To resolve the conflict over the meaning of the statute based on its "plain language" the supreme court looked at legislative history to discern the intent of the state law. It is here that the link between the problem and federal statute is established.
In 1996, changes in Title IV-D of the Social Security Act restricted challenges to voluntary paternity to within 60 days of the time a child support order is established, and required that "a voluntary acknowledgment may be challenged in court only on the basis of fraud, duress, or material mistake of fact, with the burden of proof on the challenger." (42 U.S.C. §666(a)(5)(D)(ii-iii) (2000))
The Illinois legislature passed laws in 1997 and 1998 to bring the state into conformance with the federal funding requirements. The problem of unjust consequences had been placed before the legislature when Senator Beverly Fawell introduced legislation to partially combat the problem in limited cases. (Public Act 90-715)
"This is a bill that was brought to me by a constituent of mine who had a problem that didn't seem to be solved any other way. He was married, he went overseas, because he was in the Army. His wife had a child. Came back, his wife had announced she wanted a divorce. They got the divorce. He, of course, was ordered to pay child support, which he had no objection to. She moved to another State. He kept saying, I want to see my son, she would not allow him to see him until four years after the child was born. He then found out that this child was not his through a DNA test." 90th Ill. Gen Assem., Senate Proceedings, April 2, 1998, at 49 (statements of Senator Fawell).
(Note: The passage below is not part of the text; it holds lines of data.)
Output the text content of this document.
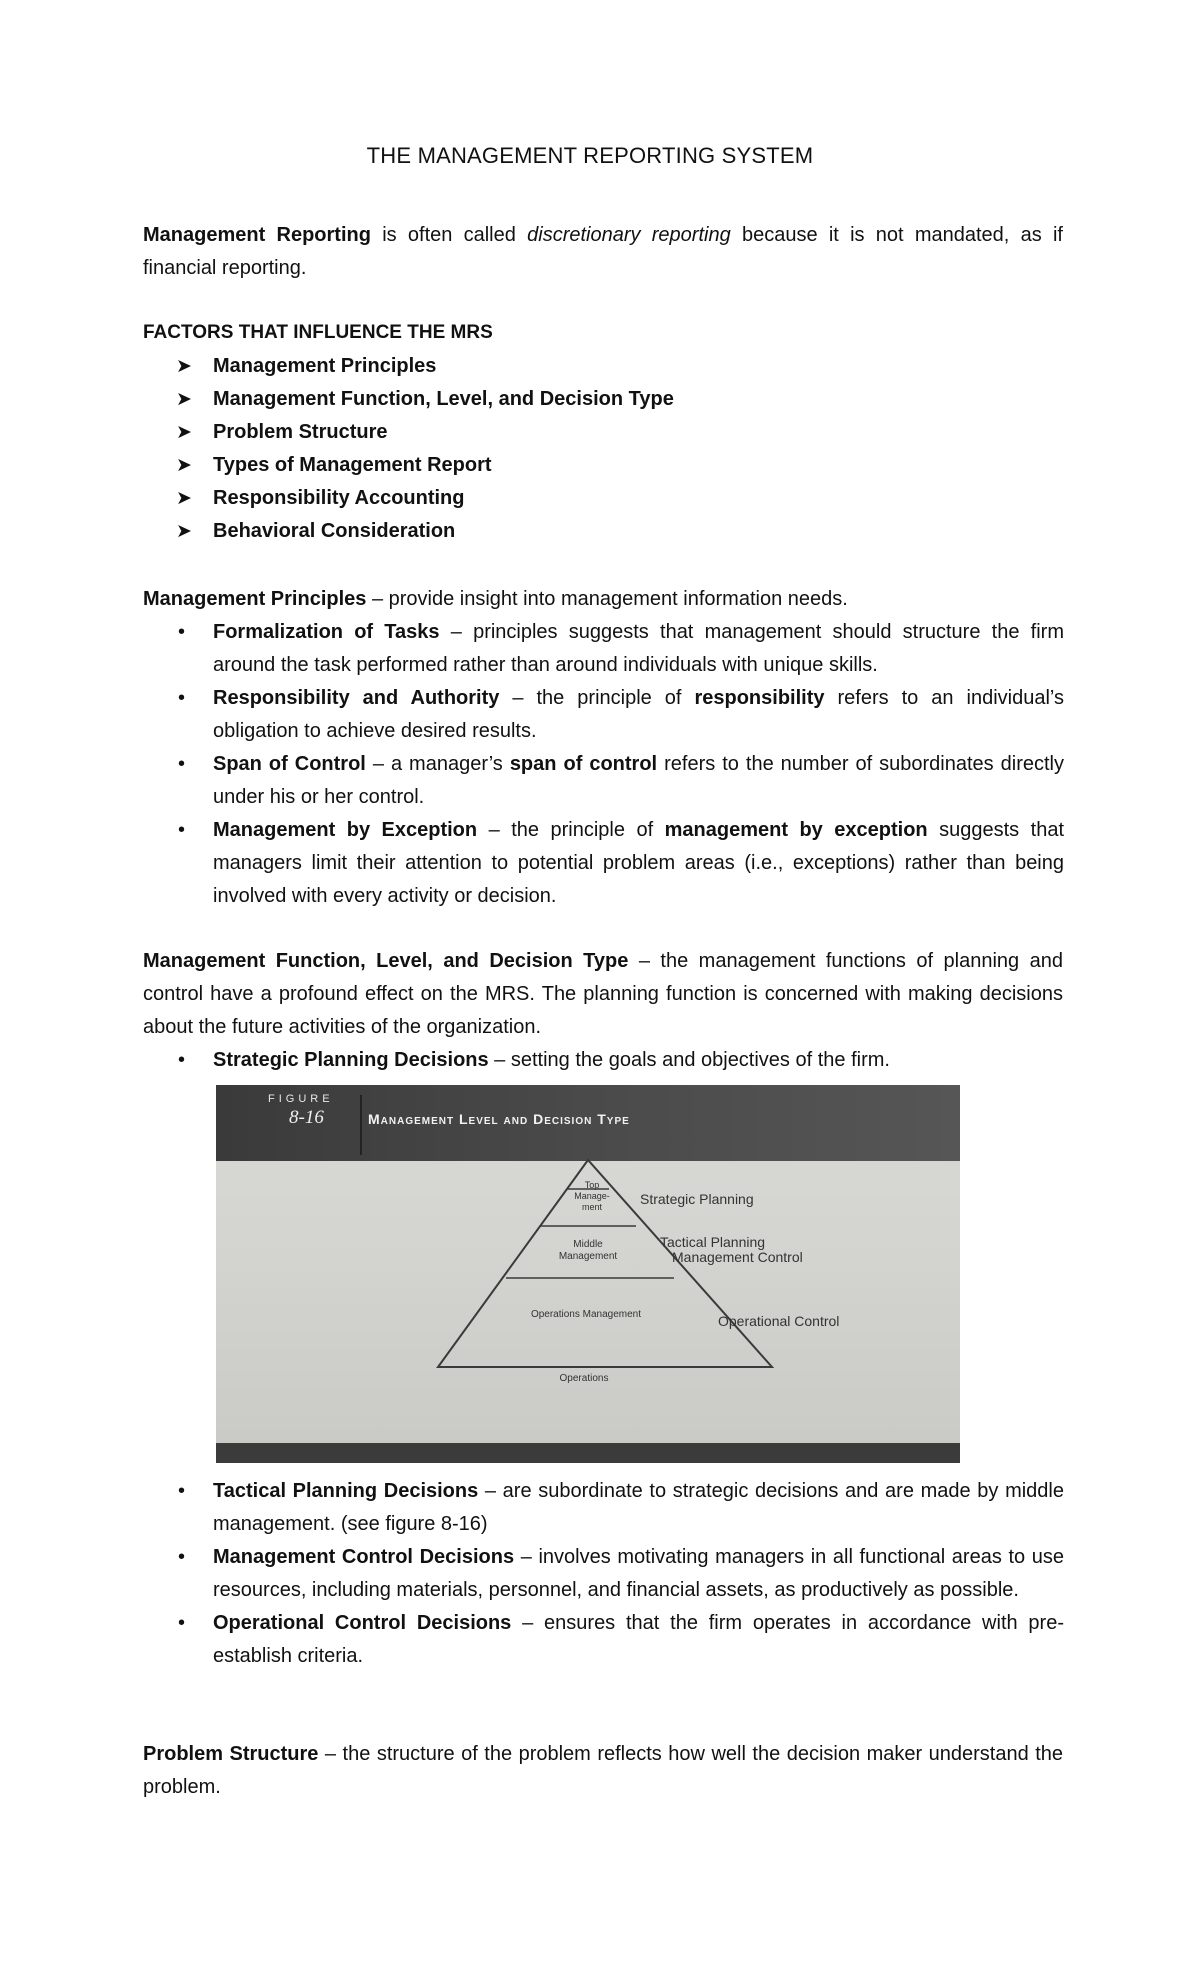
THE MANAGEMENT REPORTING SYSTEM
Management Reporting is often called discretionary reporting because it is not mandated, as if financial reporting.
FACTORS THAT INFLUENCE THE MRS
➤ Management Principles
➤ Management Function, Level, and Decision Type
➤ Problem Structure
➤ Types of Management Report
➤ Responsibility Accounting
➤ Behavioral Consideration
Management Principles – provide insight into management information needs.
• Formalization of Tasks – principles suggests that management should structure the firm around the task performed rather than around individuals with unique skills.
• Responsibility and Authority – the principle of responsibility refers to an individual’s obligation to achieve desired results.
• Span of Control – a manager’s span of control refers to the number of subordinates directly under his or her control.
• Management by Exception – the principle of management by exception suggests that managers limit their attention to potential problem areas (i.e., exceptions) rather than being involved with every activity or decision.
Management Function, Level, and Decision Type – the management functions of planning and control have a profound effect on the MRS. The planning function is concerned with making decisions about the future activities of the organization.
• Strategic Planning Decisions – setting the goals and objectives of the firm.
FIGURE
8-16	Management Level and Decision Type
Top
Manage-
ment
Middle
Management
Operations Management
Operations
Strategic Planning
Tactical Planning
Management Control
Operational Control
• Tactical Planning Decisions – are subordinate to strategic decisions and are made by middle management. (see figure 8-16)
• Management Control Decisions – involves motivating managers in all functional areas to use resources, including materials, personnel, and financial assets, as productively as possible.
• Operational Control Decisions – ensures that the firm operates in accordance with pre-establish criteria.
Problem Structure – the structure of the problem reflects how well the decision maker understand the problem.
Further, Senator Fawell stated that the legislation;
"allows a man who has been adjudicated the father of a child pursuant to the presumption that he is the father due to the marriage, if there is-a DNA test discovers that the man is not the natural father, then the orders involving custody, visitation and child support can be declared null and void." (Emphasis added.) 90th Ill. Gen. Assem., Senate Proceedings, April 1, 1998, at 10
"Notably," the supreme court points out, "in the debates of neither the House nor the Senate is there any mention of the presumptions arising out of voluntary acknowledgments of paternity." (emphasis added) "Moreover, there is nothing to indicate that the legislature sought to undo the sweeping and comprehensive changes it had made just one year previously to bring Illinois law into compliance with federal requirements."